LIMA OVER THE PREVI, OR THE TRIUMPH OF ANARCHY
Although, as explained above, the possibilities of the PREVI’s impact on the development of the city were limited to one-off interventions by certain architects who had always been involved in the question, it is possible, having separated the light cast by Turner’s reflections on the competition and the implementation of the latter, to produce a positive interpretation. Lima, a 70% self-built city is, to a large extent, proof that Turner’s theses were not unsound. It is clear that the demand for autonomy has no meaning in environments such as Latin American cities, where it is precisely indifference that leaves the population to look after itself while attending to middle- or upper-class sectors. However, between 1985 and 1995, when Peru was ravaged by terrorism, economic crisis and recession, this self-generated, informal city provided support for the economy. Both at macro level, constructing commercial and productive centres, and at a more domestic level, building networks of solidarity with soup kitchens and other forms of collaboration that allowed the subsistence of much of the population.
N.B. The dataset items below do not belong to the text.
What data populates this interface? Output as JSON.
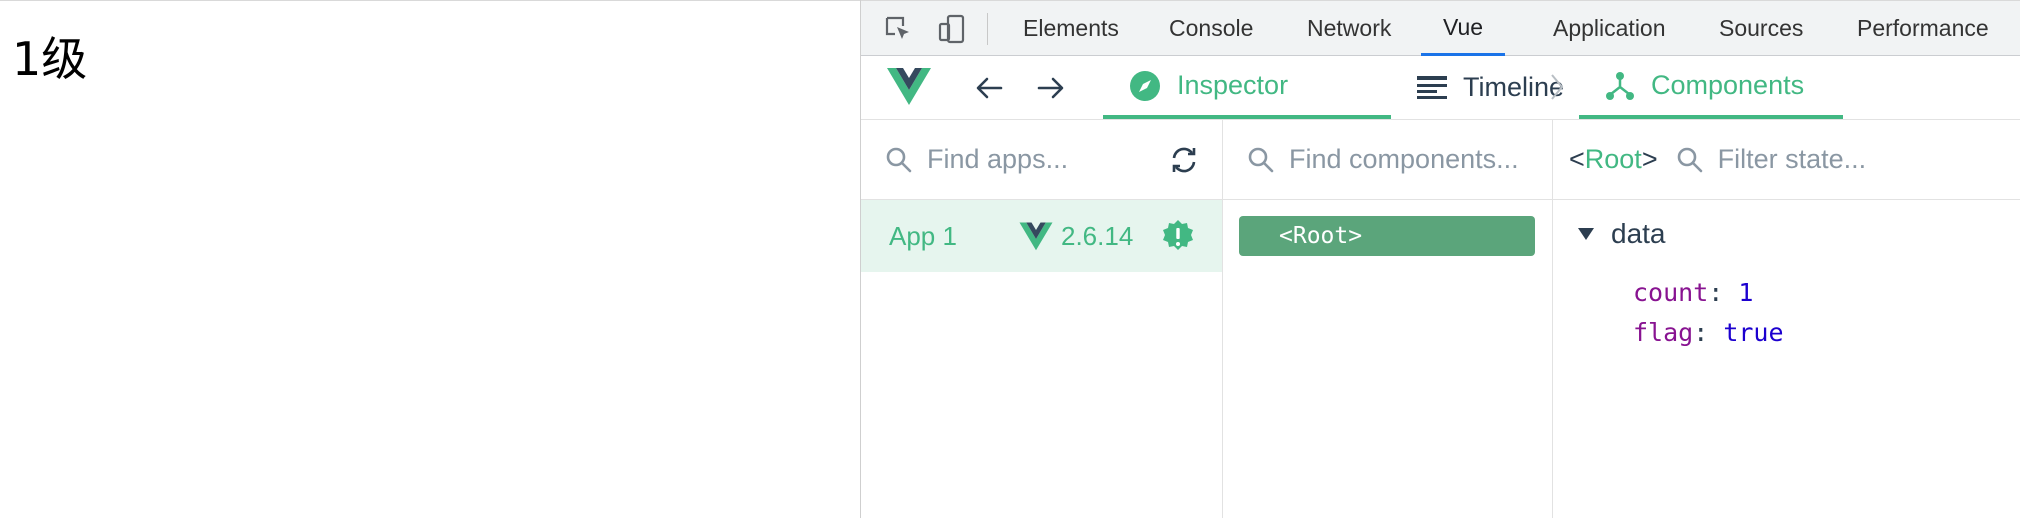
{
  "page": {
    "heading": "1级"
  },
  "devtools_tabs": [
    "Elements",
    "Console",
    "Network",
    "Vue",
    "Application",
    "Sources",
    "Performance"
  ],
  "active_devtools_tab": "Vue",
  "vue_toolbar": {
    "inspector_label": "Inspector",
    "timeline_label": "Timeline",
    "components_label": "Components"
  },
  "apps_panel": {
    "search_placeholder": "Find apps...",
    "app": {
      "name": "App 1",
      "version": "2.6.14"
    }
  },
  "components_panel": {
    "search_placeholder": "Find components...",
    "root_label": "<Root>"
  },
  "state_panel": {
    "root_open": "<",
    "root_name": "Root",
    "root_close": ">",
    "search_placeholder": "Filter state...",
    "section": "data",
    "fields": [
      {
        "key": "count",
        "value": "1"
      },
      {
        "key": "flag",
        "value": "true"
      }
    ]
  },
  "colors": {
    "vue_green": "#42b883",
    "vue_dark": "#35495e",
    "chrome_blue": "#1a73e8"
  }
}
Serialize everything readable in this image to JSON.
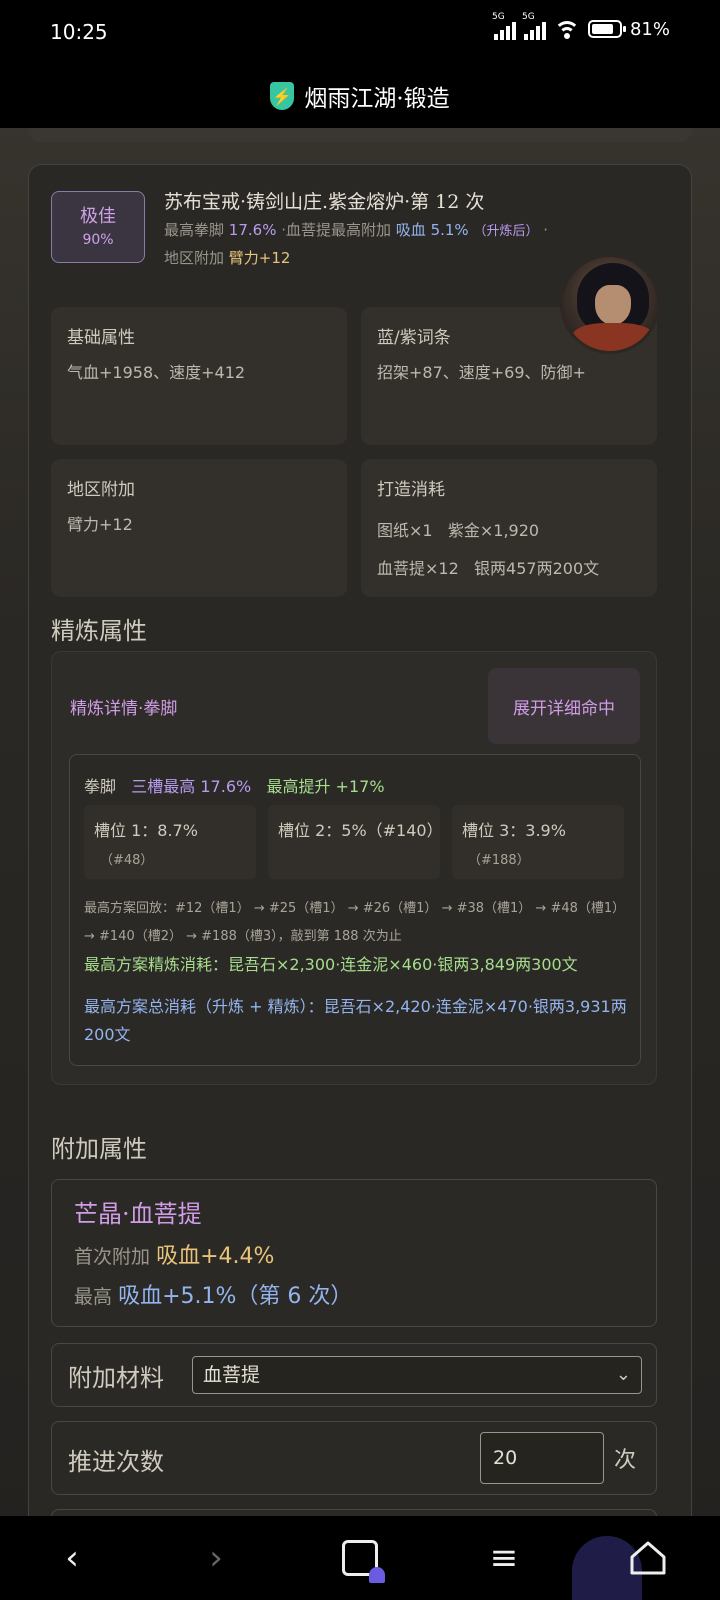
{
  "status": {
    "time": "10:25",
    "signal1": "5G",
    "signal2": "5G",
    "battery": "81%",
    "battery_level": 0.81
  },
  "app": {
    "title": "烟雨江湖·锻造"
  },
  "header": {
    "rank_label": "极佳",
    "rank_percent": "90%",
    "title": "苏布宝戒·铸剑山庄.紫金熔炉·第 12 次",
    "sub_prefix": "最高拳脚",
    "sub_value": "17.6%",
    "sub_mid": "·血菩提最高附加",
    "sub_blood": "吸血 5.1%",
    "sub_note": "（升炼后）",
    "sub_dot": "·",
    "region_prefix": "地区附加",
    "region_value": "臂力+12"
  },
  "stats": {
    "base_label": "基础属性",
    "base_value": "气血+1958、速度+412",
    "affix_label": "蓝/紫词条",
    "affix_value": "招架+87、速度+69、防御+",
    "region_label": "地区附加",
    "region_value": "臂力+12",
    "cost_label": "打造消耗",
    "cost_line1a": "图纸×1",
    "cost_line1b": "紫金×1,920",
    "cost_line2a": "血菩提×12",
    "cost_line2b": "银两457两200文"
  },
  "refine": {
    "section_title": "精炼属性",
    "head": "精炼详情·拳脚",
    "expand_button": "展开详细命中",
    "row_label": "拳脚",
    "row_max": "三槽最高 17.6%",
    "row_boost": "最高提升 +17%",
    "slots": [
      {
        "title": "槽位 1：8.7%",
        "sub": "（#48）"
      },
      {
        "title": "槽位 2：5%（#140）",
        "sub": ""
      },
      {
        "title": "槽位 3：3.9%",
        "sub": "（#188）"
      }
    ],
    "replay": "最高方案回放：#12（槽1） → #25（槽1） → #26（槽1） → #38（槽1） → #48（槽1） → #140（槽2） → #188（槽3），敲到第 188 次为止",
    "cost_refine": "最高方案精炼消耗：昆吾石×2,300·连金泥×460·银两3,849两300文",
    "cost_total": "最高方案总消耗（升炼 + 精炼）：昆吾石×2,420·连金泥×470·银两3,931两200文"
  },
  "extra": {
    "section_title": "附加属性",
    "name": "芒晶·血菩提",
    "first_prefix": "首次附加",
    "first_value": "吸血+4.4%",
    "max_prefix": "最高",
    "max_value": "吸血+5.1%（第 6 次）"
  },
  "form": {
    "material_label": "附加材料",
    "material_value": "血菩提",
    "count_label": "推进次数",
    "count_value": "20",
    "count_unit": "次"
  },
  "nav": {
    "back": "‹",
    "forward": "›",
    "menu": "≡"
  }
}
Though the experiences of the PREVI cannot be applied at present due to the predominance of other urban problems, the model of development, anarchic in the best sense of the word, that underpins the PREVI, still has the potential to be exploited and taken to higher levels. If, in Lima, autonomy generated dwellings, public spaces, basic services, facilities, its own industry and, finally, an urban culture that is the product of combining the contributions of a variety of fields, why should it stop there?
1. The competition was organized in 1968.
2. Matos Mar names Armatambo in 1924 as the first barriada.
3. This does not include Ciudad Pachacútec.
4. SINAMOS was the Sistema Nacional de Movilización Social [National System of Social Mobilization], a support agency involving social scientists, engineers, architects, etc.
5. In the case of Comas, for example, in 1958.
6. The mass occupations of Ciudad de Dios in 1958, Villa E Salvador in 1971 and Huaycán in 1984.
7. A Quechua word for the mud- and rockslides produced by the rains
8. Its settlers mostly belonged to unions associated with Peru’s left wing of the time.
9. Gamarra is a textile concern made up entirely of migrants, where the land prices per square metre are the most expensive in Lima.